Because frankly, a super high response time, if you had a
response time that was more than 3 standard deviations,
that would've also made us likely to reject the
null hypothesis. So we were dealing with
kind of both tails. You could have done a similar
type of hypothesis test with the same experiment where you
only had a one-tailed test. And the way we could have done
that is we still could have had the null hypothesis be that
the drug has no effect. Or that the mean with the drug--
the mean, and maybe I could say the mean with the
drug-- is still going to be 1.2 seconds, our mean
response time. Now if we wanted to do a
one-tailed test, but for some reason we already had maybe a
view that this drug would lower response times, then our
alternative hypothesis-- and just so you get familiar with
different types of notation, some books or teachers will
write the alternative hypothesis as H1, sometimes
they write it as H alternative, either
one is fine.

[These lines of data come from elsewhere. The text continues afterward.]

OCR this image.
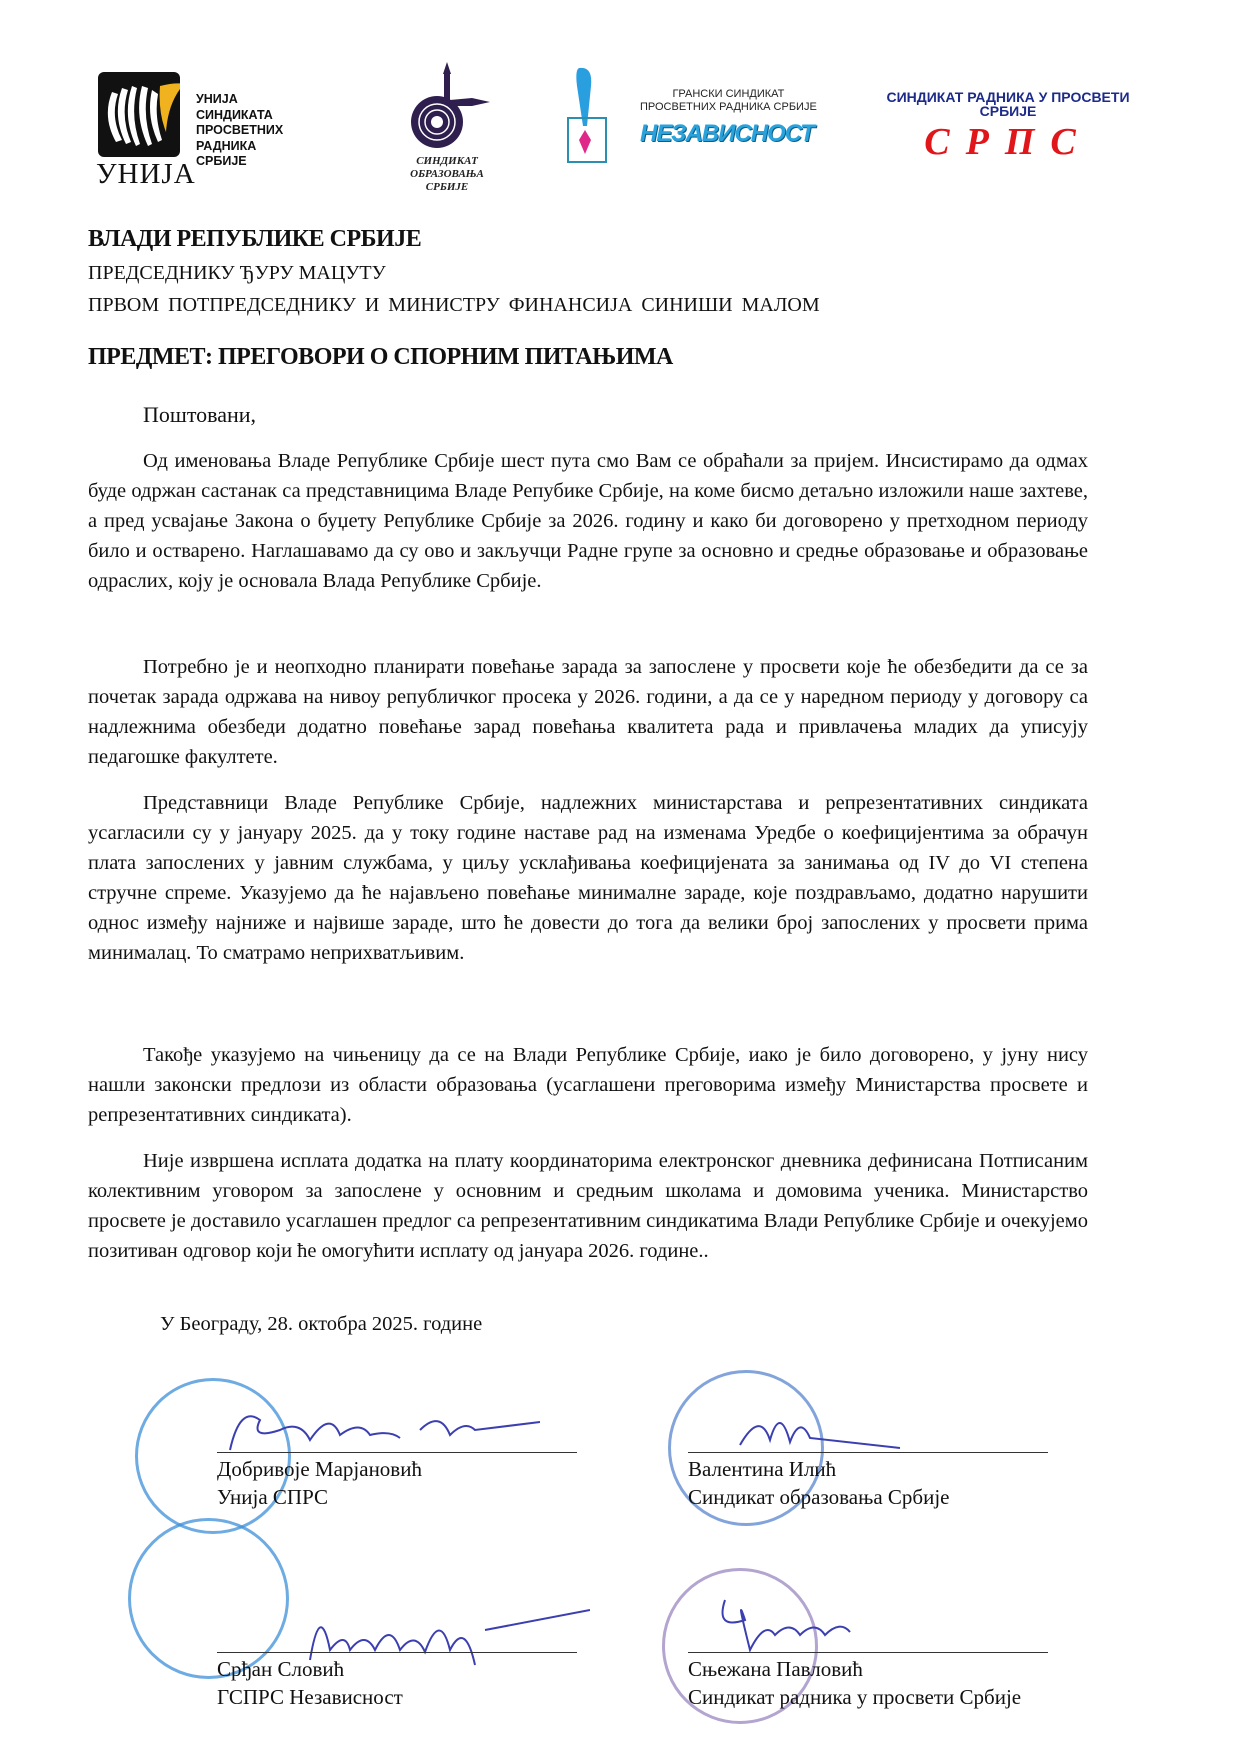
УНИЈА
УНИЈА
СИНДИКАТА
ПРОСВЕТНИХ
РАДНИКА
СРБИЈЕ	СИНДИКАТ ОБРАЗОВАЊА
СРБИЈЕ
ГРАНСКИ СИНДИКАТ
ПРОСВЕТНИХ РАДНИКА СРБИЈЕ
НЕЗАВИСНОСТ
СИНДИКАТ РАДНИКА У ПРОСВЕТИ
СРБИЈЕ
СРПС
ВЛАДИ РЕПУБЛИКЕ СРБИЈЕ
ПРЕДСЕДНИКУ ЂУРУ МАЦУТУ
ПРВОМ ПОТПРЕДСЕДНИКУ И МИНИСТРУ ФИНАНСИЈА СИНИШИ МАЛОМ
ПРЕДМЕТ: ПРЕГОВОРИ О СПОРНИМ ПИТАЊИМА
Поштовани,

Од именовања Владе Републике Србије шест пута смо Вам се обраћали за пријем. Инсистирамо да одмах буде одржан састанак са представницима Владе Репубике Србије, на коме бисмо детаљно изложили наше захтеве, а пред усвајање Закона о буџету Републике Србије за 2026. годину и како би договорено у претходном периоду било и остварено. Наглашавамо да су ово и закључци Радне групе за основно и средње образовање и образовање одраслих, коју је основала Влада Републике Србије.

Потребно је и неопходно планирати повећање зарада за запослене у просвети које ће обезбедити да се за почетак зарада одржава на нивоу републичког просека у 2026. години, а да се у наредном периоду у договору са надлежнима обезбеди додатно повећање зарад повећања квалитета рада и привлачења младих да уписују педагошке факултете.

Представници Владе Републике Србије, надлежних министарстава и репрезентативних синдиката усагласили су у јануару 2025. да у току године наставе рад на изменама Уредбе о коефицијентима за обрачун плата запослених у јавним службама, у циљу усклађивања коефицијената за занимања од IV до VI степена стручне спреме. Указујемо да ће најављено повећање минималне зараде, које поздрављамо, додатно нарушити однос између најниже и највише зараде, што ће довести до тога да велики број запослених у просвети прима минималац. То сматрамо неприхватљивим.

Такође указујемо на чињеницу да се на Влади Републике Србије, иако је било договорено, у јуну нису нашли законски предлози из области образовања (усаглашени преговорима између Министарства просвете и репрезентативних синдиката).

Није извршена исплата додатка на плату координаторима електронског дневника дефинисана Потписаним колективним уговором за запослене у основним и средњим школама и домовима ученика. Министарство просвете је доставило усаглашен предлог са репрезентативним синдикатима Влади Републике Србије и очекујемо позитиван одговор који ће омогућити исплату од јануара 2026. године..

У Београду, 28. oктобра 2025. године
Добривоје Марјановић
Унија СПРС
Валентина Илић
Синдикат образовања Србије
Срђан Словић
ГСПРС Независност
Сњежана Павловић
Синдикат радника у просвети Србије
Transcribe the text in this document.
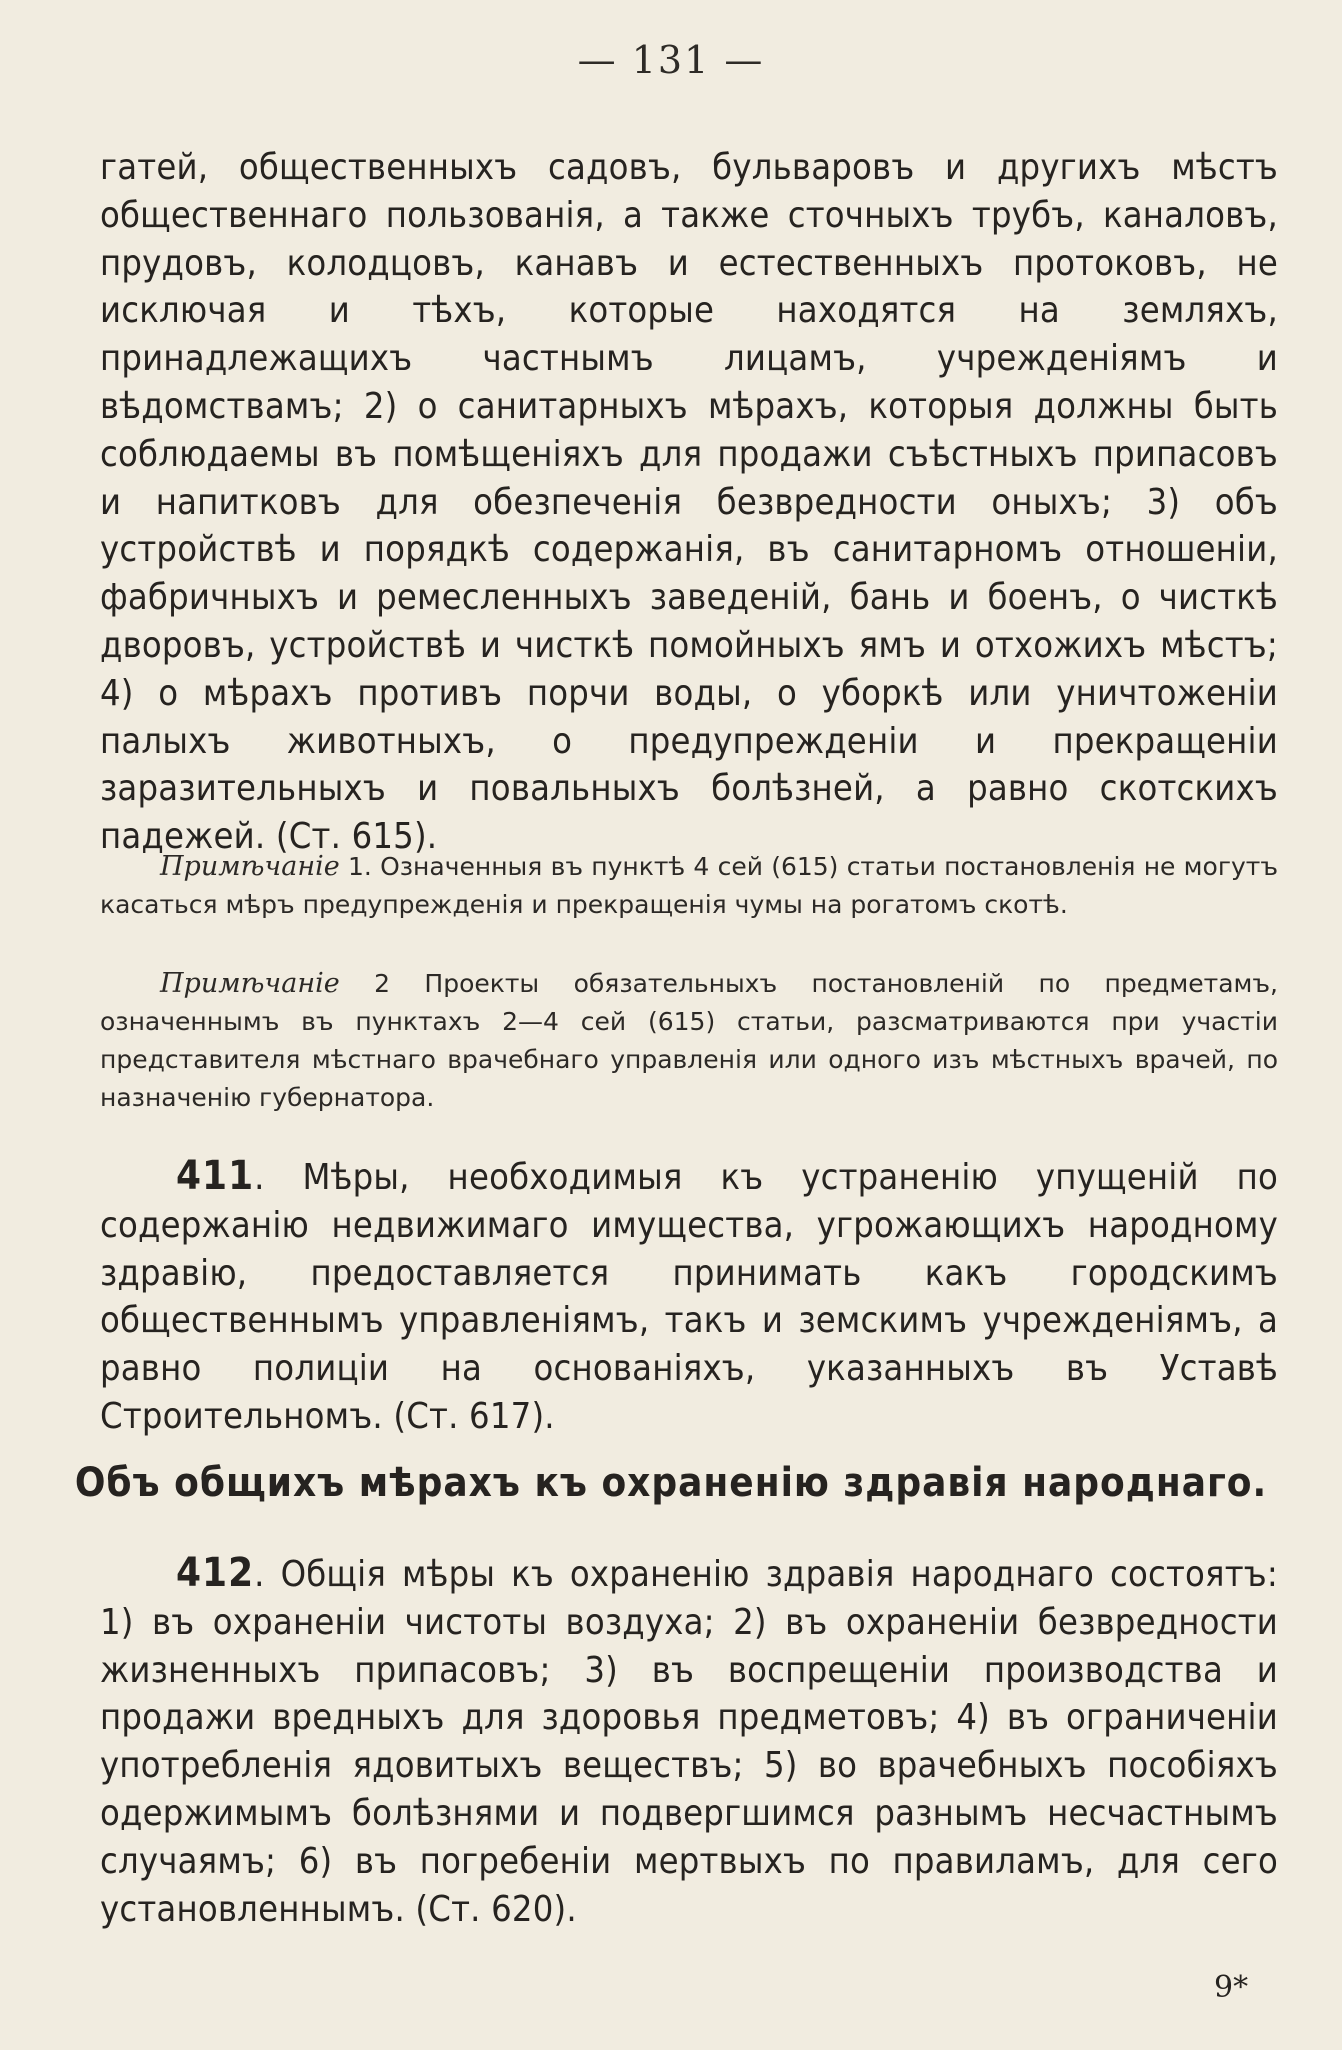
— 131 —

гатей, общественныхъ садовъ, бульваровъ и другихъ мѣстъ общественнаго пользованія, а также сточныхъ трубъ, каналовъ, прудовъ, колодцовъ, канавъ и естественныхъ протоковъ, не исключая и тѣхъ, которые находятся на земляхъ, принадлежащихъ частнымъ лицамъ, учрежденіямъ и вѣдомствамъ; 2) о санитарныхъ мѣрахъ, которыя должны быть соблюдаемы въ помѣщеніяхъ для продажи съѣстныхъ припасовъ и напитковъ для обезпеченія безвредности оныхъ; 3) объ устройствѣ и порядкѣ содержанія, въ санитарномъ отношеніи, фабричныхъ и ремесленныхъ заведеній, бань и боенъ, о чисткѣ дворовъ, устройствѣ и чисткѣ помойныхъ ямъ и отхожихъ мѣстъ; 4) о мѣрахъ противъ порчи воды, о уборкѣ или уничтоженіи палыхъ животныхъ, о предупрежденіи и прекращеніи заразительныхъ и повальныхъ болѣзней, а равно скотскихъ падежей. (Ст. 615).

Примѣчаніе 1. Означенныя въ пунктѣ 4 сей (615) статьи постановленія не могутъ касаться мѣръ предупрежденія и прекращенія чумы на рогатомъ скотѣ.

Примѣчаніе 2 Проекты обязательныхъ постановленій по предметамъ, означеннымъ въ пунктахъ 2—4 сей (615) статьи, разсматриваются при участіи представителя мѣстнаго врачебнаго управленія или одного изъ мѣстныхъ врачей, по назначенію губернатора.

411. Мѣры, необходимыя къ устраненію упущеній по содержанію недвижимаго имущества, угрожающихъ народному здравію, предоставляется принимать какъ городскимъ общественнымъ управленіямъ, такъ и земскимъ учрежденіямъ, а равно полиціи на основаніяхъ, указанныхъ въ Уставѣ Строительномъ. (Ст. 617).

Объ общихъ мѣрахъ къ охраненію здравія народнаго.

412. Общія мѣры къ охраненію здравія народнаго состоятъ: 1) въ охраненіи чистоты воздуха; 2) въ охраненіи безвредности жизненныхъ припасовъ; 3) въ воспрещеніи производства и продажи вредныхъ для здоровья предметовъ; 4) въ ограниченіи употребленія ядовитыхъ веществъ; 5) во врачебныхъ пособіяхъ одержимымъ болѣзнями и подвергшимся разнымъ несчастнымъ случаямъ; 6) въ погребеніи мертвыхъ по правиламъ, для сего установленнымъ. (Ст. 620).

9*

If you want to do one-tailed
test, you could say that the drug lowers response time. Or that the mean with the drug
is less than 1.2 seconds. Now if you do a one-tailed test
like this, what we're thinking about is, what we want
to look at is, all right, we have our sampling
distribution. Actually, I can just use the
drawing that I had up here. You had your sampling
distribution of the sample mean. We know what the mean of that
was, it's 1.2 seconds, same as the population mean. We were able to estimate its
standard deviation using our sample standard deviation, and
that was reasonable because it had a sample size of greater
than 30, so we can still kind of deal with a normal
distribution for the sampling distribution. And using that we saw that the
result, the sample mean that we got, the 1.05 seconds,
is 3 standard deviations below the mean. So if we look at it-- let me
just re-draw it with our new hypothesis test. So this is
the sampling distribution. It has a mean right over
here at 1.2 seconds. And the result we got
was 3 standard deviations below the mean. 1, 2, 3 standard deviations
below the mean. That was what our 1.05
seconds were. So when you set it up like this
where you're not just saying that the drug has an
effect-- in that case, and that was the last view, you'd
look at both tails. But here we're saying we only
care is does the drug lower our response time? And just like we did before, you
say OK, let's say the drug doesn't lower our
response time. If the drug doesn't lower our
response time, what was the probability or what is the
probability of getting a lowering this extreme
or more extreme? So here it will only be one
of the tails that we could consider when we set our
alternative hypothesis like that, that we think it lowers. So if our null hypothesis is
true, the probability of getting a result more extreme
than 1.05 seconds, now we are only considering this tail
right over here. Let me just put it this way. More extreme than 1.05 seconds,
or let me say, lower. Because in the last video we
cared about more extreme because even a really high
result would have said, OK, the mean's definitely
not 1.2 seconds. But in this case we care about
means that are lower. So now we care about the
probability of a result lower than 1.05 seconds. That's the same thing as
sampling-- of getting a sample from the sampling distribution
that's more than 3 standard deviations below the mean. And in this case, we're only
going to consider the area in this one tail. So this right here would be a
one-tailed test where we only care about one direction
below the mean. If you look at the one-tailed
test-- this area over here-- we saw last time that both of
these areas combined are 0.3%. But if you're only considering
one of these areas, if you're only considering this one over
here it's going to be half of that, because the normal
distribution is symmetric. So it's going to the 0.13%. So this one right here is going
to be 0.15%, or if you express it as a decimal, this
is going to be 0.0015. So once again, if you set up
your hypotheses like this, you would have said, if your null
hypothesis is correct, there would have only been a 0.15%
chance of getting a result lower than the result we got. So that would be very unlikely,
so we will reject the null hypothesis and go
with the alternative. And in this situation
your P-value is going to be the 0.0015.